La présente étude a été dirigée par le professeur Thomas Koop de l’Université de Bielefeld en Allemagne, en collaboration avec le groupe du Pr.Ido Braslavsky de l’Université hébraïque de Jérusalem et du Pr. Yinon Rudich de l’Institut Weizmann des Sciences. Un dispositif baptisé WISDOM (Weizmann Supercooled Droplets Observation on a Microarray = système de Weizmann pour l’observation de gouttelettes sur-refroidies sur un microréseau), développé au sein du groupe du professeur Yinon Rudich, a rendu cela possible. Ce dispositif microfluidique est doté de canaux et de pièges à gouttelettes de taille micronique qui ont permis aux chercheurs de capturer des microgouttelettes d’eau ultra-pure sur chaque puce. Ils ont ensuite ajouté des quantités savamment dosées de protéines antigel extraites de larves du tribolium de la farine ou d’un poisson vivant toute l’année dans l’Arctique. 

Après l’ajout des protéines antigel, les gouttelettes ont été fortement refroidies. Bien qu’ayant déjà été refroidie bien au-dessous de son point de congélation normal, l’eau était toujours liquide (donc en surfusion), en partie parce qu’il lui manquait les impuretés qui normalement font que notre eau se transforme en glaçons à 0 degré. La glace ne s’est en fait formée que lorsque la température de l’eau dans les échantillons était passée en dessous de moins 30 degrés. Cette configuration d’expérience a permis au groupe de s’assurer que toute activité de formation de glace ou de prévention de formation de glace était uniquement due à l’action des protéines. 

Alors que dans des microgouttelettes d’eau pure où rien n’est ajouté la glace commence à se former à environ 38,5 degrés au-dessous de zéro, dans environ la moitié des échantillons contenant des protéines antigel des cristaux de glace commencèrent à se former à une température plus élevée, proche de moins 34 degrés. En d’autres termes, à certaines températures, qui sont extrêmes mais présentes sur notre planète, l’antigel devient en fait pro-gel et déclenche la croissance de cristaux de glace. 

Le groupe a comparé ces résultats à ce que l’on sait sur les protéines naturelles INP (protéines de nucléation de la glace) qui favorisent la croissance de cristaux de glace. Les INP sont capables de former efficacement de la glace à des températures plus élevées que celles auxquelles les protéines antigel sont passées en mode de production de glace. Les scientifiques présument que la principale différence réside dans la taille des protéines – les INP étant nettement plus grosses.

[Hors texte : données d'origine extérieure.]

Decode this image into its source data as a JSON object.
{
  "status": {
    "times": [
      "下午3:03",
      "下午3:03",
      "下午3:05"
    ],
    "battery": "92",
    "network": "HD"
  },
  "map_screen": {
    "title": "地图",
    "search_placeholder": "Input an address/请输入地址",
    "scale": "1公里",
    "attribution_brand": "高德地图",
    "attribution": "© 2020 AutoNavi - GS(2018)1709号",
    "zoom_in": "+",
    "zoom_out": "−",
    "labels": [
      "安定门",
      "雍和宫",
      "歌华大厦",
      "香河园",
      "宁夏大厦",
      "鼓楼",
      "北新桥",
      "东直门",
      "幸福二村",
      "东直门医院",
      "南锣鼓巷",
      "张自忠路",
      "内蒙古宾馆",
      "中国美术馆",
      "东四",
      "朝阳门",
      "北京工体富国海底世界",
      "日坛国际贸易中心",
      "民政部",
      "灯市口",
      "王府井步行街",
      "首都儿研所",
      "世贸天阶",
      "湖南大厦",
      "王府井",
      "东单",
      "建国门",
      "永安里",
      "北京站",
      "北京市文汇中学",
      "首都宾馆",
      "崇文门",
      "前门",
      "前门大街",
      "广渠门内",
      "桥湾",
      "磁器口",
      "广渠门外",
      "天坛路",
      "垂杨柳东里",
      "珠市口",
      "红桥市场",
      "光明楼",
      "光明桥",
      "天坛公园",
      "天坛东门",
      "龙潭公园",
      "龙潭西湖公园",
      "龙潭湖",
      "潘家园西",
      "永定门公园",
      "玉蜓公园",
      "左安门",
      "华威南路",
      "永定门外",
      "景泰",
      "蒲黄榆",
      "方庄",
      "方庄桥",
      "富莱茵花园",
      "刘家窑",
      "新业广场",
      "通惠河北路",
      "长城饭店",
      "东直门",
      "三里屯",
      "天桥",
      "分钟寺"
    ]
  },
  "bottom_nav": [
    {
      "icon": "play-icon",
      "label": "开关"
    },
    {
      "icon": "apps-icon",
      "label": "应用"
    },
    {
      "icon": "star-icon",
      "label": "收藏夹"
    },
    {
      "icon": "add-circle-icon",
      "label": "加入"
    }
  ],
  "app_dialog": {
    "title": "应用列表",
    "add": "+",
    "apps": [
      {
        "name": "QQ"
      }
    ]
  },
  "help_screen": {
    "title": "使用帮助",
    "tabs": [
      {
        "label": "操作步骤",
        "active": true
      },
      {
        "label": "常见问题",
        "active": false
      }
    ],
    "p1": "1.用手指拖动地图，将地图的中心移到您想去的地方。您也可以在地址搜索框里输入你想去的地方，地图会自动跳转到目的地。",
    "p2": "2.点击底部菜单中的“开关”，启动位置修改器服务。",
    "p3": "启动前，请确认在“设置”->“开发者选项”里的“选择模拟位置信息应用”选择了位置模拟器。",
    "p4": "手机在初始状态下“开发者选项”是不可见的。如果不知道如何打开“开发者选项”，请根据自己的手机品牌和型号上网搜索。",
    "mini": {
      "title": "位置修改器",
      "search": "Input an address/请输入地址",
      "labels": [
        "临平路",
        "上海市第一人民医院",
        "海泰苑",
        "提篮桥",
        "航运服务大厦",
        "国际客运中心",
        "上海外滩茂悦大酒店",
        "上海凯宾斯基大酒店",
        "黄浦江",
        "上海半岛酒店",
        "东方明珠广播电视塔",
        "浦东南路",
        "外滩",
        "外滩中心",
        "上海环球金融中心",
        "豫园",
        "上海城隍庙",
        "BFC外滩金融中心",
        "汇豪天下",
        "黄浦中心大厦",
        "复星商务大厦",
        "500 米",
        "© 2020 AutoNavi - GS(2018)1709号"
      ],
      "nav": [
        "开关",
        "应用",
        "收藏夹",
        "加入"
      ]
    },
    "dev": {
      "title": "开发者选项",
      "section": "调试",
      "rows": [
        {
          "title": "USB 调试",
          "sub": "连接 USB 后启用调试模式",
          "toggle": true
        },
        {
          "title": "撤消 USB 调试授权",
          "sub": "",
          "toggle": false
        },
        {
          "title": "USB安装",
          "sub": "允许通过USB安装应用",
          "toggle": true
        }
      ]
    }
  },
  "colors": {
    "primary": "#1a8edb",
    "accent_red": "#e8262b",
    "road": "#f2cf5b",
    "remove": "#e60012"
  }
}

Ces résultats contribuent donc à notre compréhension des processus de formation de la glace et de prévention d’une telle formation. Pour le professeur Rudich, dont les travaux portent sur l’atmosphère et le climat, cela pourrait aider à éclairer les processus physiques intervenant dans la formation des nuages, dans lesquels des protéines et d’autres molécules complexes ont un impact sur le développement des cristaux de glace dans les nuages. 

Des protéines antigel comme celles des poissons sont aujourd’hui utilisées, entre autres, pour garder la crème glacée lisse et pour préserver du gel des surfaces extérieures. Cette étude suggère que ces protéines pourraient avoir des limites et en fait favoriser le développement de glace lorsqu’elles sont exposées à des températures extrêmement froides telles que celles qui ont frappé le continent nord-américain cette année. Les INP ont également leur utilisation, par exemple dans les stations de ski qui souhaitent prolonger la saison. Cette étude sur les protéines antigel pourrait donc même aboutir à la création de protéines plus performantes pour la formation de glace.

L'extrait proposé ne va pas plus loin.